American patriotism in action!
Antiwar protesters turn up at Massachusetts military funeral. Wait, did I say "antiwar?" I meant "antiGAY."
It takes a special variety of derangement--a rich senselessness--to capture the human spirit in its contemporary state. Raw misery and rank awfulness are the rule of the hour; this isn't news.
Which takes us to the very special case of the right Rev. Fred Phelps, who took his anti-sodomite sideshow on the road this week to the Commonwealth of Massachusetts. Joined by parishioners from his Westboro Baptist Church of Topeka, Kansas, Phelps has made a cottage industry out of picketing the funerals of gay men who are, by his reckoning, steeped in sin. Massachusetts is a special destination for the Baptists--the next best thing to being in Gomorrah itself--standing as the only state in the Union where gay marriage is legal.
So it was that Monday found Phelps in the little town of Marblehead for the funeral of Army Staff Sgt. Christopher Piper. The Green Beret was killed by a roadside explosive on June 3 while riding in a Humvee in Afghanistan. He was 43 years old.
Fourteen protesters set up on a corner near the town's Congregational Church. Doing their best to ignore them were more than 1,000 souls who turned out for Sgt. Piper's funeral.

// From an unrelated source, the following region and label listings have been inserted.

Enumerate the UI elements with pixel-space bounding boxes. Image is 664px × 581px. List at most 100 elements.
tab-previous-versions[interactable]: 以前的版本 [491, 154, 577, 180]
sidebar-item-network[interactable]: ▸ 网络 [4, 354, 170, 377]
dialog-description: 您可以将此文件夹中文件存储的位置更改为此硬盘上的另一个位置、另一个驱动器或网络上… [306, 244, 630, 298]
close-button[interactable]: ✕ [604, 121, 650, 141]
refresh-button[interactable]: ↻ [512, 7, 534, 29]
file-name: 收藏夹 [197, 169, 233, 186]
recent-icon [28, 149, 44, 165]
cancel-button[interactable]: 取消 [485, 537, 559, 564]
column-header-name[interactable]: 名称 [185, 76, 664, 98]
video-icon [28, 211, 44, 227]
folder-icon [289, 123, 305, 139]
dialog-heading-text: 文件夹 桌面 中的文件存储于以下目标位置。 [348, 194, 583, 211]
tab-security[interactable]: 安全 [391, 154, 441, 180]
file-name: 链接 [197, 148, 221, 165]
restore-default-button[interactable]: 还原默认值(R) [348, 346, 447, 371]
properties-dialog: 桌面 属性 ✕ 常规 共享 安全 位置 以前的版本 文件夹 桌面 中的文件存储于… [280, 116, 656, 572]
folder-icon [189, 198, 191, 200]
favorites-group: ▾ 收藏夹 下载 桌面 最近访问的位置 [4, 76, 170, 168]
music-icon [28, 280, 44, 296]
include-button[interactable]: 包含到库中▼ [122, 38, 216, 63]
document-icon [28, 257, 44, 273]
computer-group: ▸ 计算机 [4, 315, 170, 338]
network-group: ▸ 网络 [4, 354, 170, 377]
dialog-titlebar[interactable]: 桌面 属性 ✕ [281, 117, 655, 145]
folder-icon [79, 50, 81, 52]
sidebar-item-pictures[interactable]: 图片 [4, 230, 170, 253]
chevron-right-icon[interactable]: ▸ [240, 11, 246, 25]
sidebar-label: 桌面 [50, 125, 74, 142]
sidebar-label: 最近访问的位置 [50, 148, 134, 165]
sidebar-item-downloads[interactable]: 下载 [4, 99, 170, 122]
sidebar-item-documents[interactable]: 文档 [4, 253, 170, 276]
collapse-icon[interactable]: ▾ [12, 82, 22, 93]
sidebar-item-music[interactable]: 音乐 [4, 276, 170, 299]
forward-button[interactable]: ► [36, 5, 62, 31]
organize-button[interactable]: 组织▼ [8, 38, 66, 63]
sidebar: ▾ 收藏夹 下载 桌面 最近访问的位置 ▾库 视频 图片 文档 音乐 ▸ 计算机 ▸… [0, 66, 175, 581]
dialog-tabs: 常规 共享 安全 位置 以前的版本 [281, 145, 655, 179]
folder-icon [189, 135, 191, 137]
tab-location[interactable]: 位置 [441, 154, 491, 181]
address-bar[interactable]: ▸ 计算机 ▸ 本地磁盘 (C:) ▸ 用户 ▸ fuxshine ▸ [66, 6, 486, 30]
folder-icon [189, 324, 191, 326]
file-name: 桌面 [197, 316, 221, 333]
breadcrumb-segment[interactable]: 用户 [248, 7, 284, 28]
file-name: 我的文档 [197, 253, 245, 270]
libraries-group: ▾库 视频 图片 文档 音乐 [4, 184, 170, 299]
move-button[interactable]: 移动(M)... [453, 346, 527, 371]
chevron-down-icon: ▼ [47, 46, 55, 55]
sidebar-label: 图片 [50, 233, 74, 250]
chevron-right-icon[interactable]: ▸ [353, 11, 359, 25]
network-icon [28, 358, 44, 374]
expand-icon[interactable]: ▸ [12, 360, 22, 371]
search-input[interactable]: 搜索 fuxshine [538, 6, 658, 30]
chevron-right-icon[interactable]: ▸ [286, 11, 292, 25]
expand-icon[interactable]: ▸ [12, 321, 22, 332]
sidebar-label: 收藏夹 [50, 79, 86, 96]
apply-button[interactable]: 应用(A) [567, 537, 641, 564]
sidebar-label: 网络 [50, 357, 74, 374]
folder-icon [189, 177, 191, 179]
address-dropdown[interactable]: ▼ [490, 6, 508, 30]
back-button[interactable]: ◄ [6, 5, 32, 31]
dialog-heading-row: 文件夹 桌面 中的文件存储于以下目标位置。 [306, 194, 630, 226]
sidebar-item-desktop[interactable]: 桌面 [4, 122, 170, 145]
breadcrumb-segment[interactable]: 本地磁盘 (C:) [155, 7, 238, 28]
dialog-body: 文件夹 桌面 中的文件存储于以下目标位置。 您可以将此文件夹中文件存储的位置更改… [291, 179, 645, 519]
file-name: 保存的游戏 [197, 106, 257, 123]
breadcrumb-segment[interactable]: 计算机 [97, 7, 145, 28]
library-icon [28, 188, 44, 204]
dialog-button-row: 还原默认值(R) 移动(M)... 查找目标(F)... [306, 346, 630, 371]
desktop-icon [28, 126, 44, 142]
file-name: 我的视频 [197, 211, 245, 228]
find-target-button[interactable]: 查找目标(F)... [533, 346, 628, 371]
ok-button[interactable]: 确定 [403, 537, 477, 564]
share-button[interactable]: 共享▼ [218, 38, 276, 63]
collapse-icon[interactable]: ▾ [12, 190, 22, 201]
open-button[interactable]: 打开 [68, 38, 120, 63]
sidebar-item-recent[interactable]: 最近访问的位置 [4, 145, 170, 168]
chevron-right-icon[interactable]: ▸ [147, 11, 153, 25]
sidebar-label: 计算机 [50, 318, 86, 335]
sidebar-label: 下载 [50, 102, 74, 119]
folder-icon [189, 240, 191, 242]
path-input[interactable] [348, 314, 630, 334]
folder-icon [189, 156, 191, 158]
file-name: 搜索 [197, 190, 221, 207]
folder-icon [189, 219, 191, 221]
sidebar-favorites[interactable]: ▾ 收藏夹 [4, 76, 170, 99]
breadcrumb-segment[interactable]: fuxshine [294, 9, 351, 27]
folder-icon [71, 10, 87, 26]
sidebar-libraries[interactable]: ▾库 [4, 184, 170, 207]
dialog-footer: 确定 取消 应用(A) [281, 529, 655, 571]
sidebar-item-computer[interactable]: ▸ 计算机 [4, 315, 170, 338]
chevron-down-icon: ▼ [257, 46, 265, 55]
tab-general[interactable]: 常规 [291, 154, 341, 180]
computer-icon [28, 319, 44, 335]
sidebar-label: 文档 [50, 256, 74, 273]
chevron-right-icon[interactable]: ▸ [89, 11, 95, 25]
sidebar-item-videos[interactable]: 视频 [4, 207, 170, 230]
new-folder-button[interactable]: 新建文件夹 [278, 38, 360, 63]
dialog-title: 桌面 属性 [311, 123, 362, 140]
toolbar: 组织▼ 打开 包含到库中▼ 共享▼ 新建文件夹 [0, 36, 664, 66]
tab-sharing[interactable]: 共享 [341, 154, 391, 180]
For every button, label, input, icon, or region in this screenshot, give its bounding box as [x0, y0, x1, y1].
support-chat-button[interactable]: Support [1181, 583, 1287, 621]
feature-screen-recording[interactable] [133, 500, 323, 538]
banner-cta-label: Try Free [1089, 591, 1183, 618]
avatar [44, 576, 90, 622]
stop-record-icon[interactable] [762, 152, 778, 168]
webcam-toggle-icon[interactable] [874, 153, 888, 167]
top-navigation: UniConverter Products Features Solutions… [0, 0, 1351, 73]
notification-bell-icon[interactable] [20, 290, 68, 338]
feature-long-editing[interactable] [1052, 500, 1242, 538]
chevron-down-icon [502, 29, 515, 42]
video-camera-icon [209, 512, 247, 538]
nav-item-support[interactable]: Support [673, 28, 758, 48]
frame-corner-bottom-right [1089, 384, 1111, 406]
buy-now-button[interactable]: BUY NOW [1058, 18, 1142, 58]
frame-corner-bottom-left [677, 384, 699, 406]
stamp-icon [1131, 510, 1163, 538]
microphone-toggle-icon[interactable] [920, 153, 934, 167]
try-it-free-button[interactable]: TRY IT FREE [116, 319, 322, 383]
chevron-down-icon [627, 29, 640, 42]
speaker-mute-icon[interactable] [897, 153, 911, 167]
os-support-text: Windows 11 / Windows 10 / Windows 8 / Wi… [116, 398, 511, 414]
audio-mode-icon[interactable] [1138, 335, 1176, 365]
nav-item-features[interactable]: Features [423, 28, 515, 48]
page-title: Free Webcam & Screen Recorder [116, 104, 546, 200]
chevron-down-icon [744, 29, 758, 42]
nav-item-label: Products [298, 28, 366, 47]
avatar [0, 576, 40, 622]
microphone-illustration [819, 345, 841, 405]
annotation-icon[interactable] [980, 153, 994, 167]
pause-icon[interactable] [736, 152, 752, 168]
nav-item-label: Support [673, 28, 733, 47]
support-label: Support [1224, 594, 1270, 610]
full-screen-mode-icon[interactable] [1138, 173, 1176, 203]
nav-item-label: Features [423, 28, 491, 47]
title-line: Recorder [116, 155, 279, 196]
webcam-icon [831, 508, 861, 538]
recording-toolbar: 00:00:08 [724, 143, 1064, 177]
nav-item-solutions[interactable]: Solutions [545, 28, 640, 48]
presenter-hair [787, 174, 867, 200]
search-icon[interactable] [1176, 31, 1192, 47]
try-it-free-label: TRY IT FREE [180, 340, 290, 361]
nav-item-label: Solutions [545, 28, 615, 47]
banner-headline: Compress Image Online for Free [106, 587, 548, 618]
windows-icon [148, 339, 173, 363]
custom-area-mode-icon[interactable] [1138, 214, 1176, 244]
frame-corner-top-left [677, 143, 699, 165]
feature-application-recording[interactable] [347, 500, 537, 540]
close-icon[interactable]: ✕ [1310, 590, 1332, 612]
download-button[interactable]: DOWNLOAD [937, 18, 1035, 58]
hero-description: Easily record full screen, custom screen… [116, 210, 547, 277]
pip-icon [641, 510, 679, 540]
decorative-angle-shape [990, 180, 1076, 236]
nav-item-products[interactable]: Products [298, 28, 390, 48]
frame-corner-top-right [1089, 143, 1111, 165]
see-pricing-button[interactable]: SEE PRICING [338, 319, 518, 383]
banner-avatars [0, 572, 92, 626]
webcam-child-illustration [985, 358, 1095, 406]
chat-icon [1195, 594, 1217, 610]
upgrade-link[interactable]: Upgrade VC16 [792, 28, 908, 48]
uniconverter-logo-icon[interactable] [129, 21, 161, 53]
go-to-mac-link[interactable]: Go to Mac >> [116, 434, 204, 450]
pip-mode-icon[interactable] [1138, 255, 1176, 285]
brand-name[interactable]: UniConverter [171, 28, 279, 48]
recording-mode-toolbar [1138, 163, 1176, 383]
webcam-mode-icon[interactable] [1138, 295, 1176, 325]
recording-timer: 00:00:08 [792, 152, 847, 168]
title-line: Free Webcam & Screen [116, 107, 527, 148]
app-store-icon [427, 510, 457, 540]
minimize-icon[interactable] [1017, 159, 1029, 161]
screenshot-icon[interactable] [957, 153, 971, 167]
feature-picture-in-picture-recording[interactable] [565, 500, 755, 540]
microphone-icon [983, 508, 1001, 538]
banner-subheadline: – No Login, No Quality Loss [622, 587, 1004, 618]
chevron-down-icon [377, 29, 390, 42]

It's worth noting, by way of tangent, that when Phelps's godly army was in Minnesota a few weeks ago, this newspaper made the easy decision to totally ignore his media stunt. The Baptists were then picketing the Eden Prairie High School graduation, having smelled the brimstone wafting from that school's Diversity Fair and its Gay-Straight Alliance.
One suspects that Rev. Phelps is growing tired of being ignored, which brings us back to Marblehead and the military funeral. I've come to understand, if not accept, that about half the nation detests gay people and abhors their sexual freedom. Americans will enthusiastically pass special referenda to limit the rights of gays and lesbians to live and work as they choose. We can be outraged by this agenda, but we can't even pretend to be surprised.
But who would have the inspiration--who would hear the divine calling--to protest against homosexuality at the funeral of a soldier like Sgt. Piper who was not gay? I, for one, find this to be an extraordinary testament to the human spirit.
Shirley Phelps-Roper, a lawyer for the Westboro church and Fred Phelps' daughter, explained to a Los Angeles Times reporter: "We are protesting the sins of this nation. That doesn't exclude him." (The church subsequently commemorated the glorious day with a rhymed verse of some 23 stanzas, which I flat out cannot bring myself to link to.)
Inspired by these superpatriots and American martyrs, I will be protesting corporate governance and the Sarbanes-Oxley Act at the 2005 Minnesota Donkey and Mule Club State Show in Blue Earth, Minnesota. Please join me there July 29 and 30.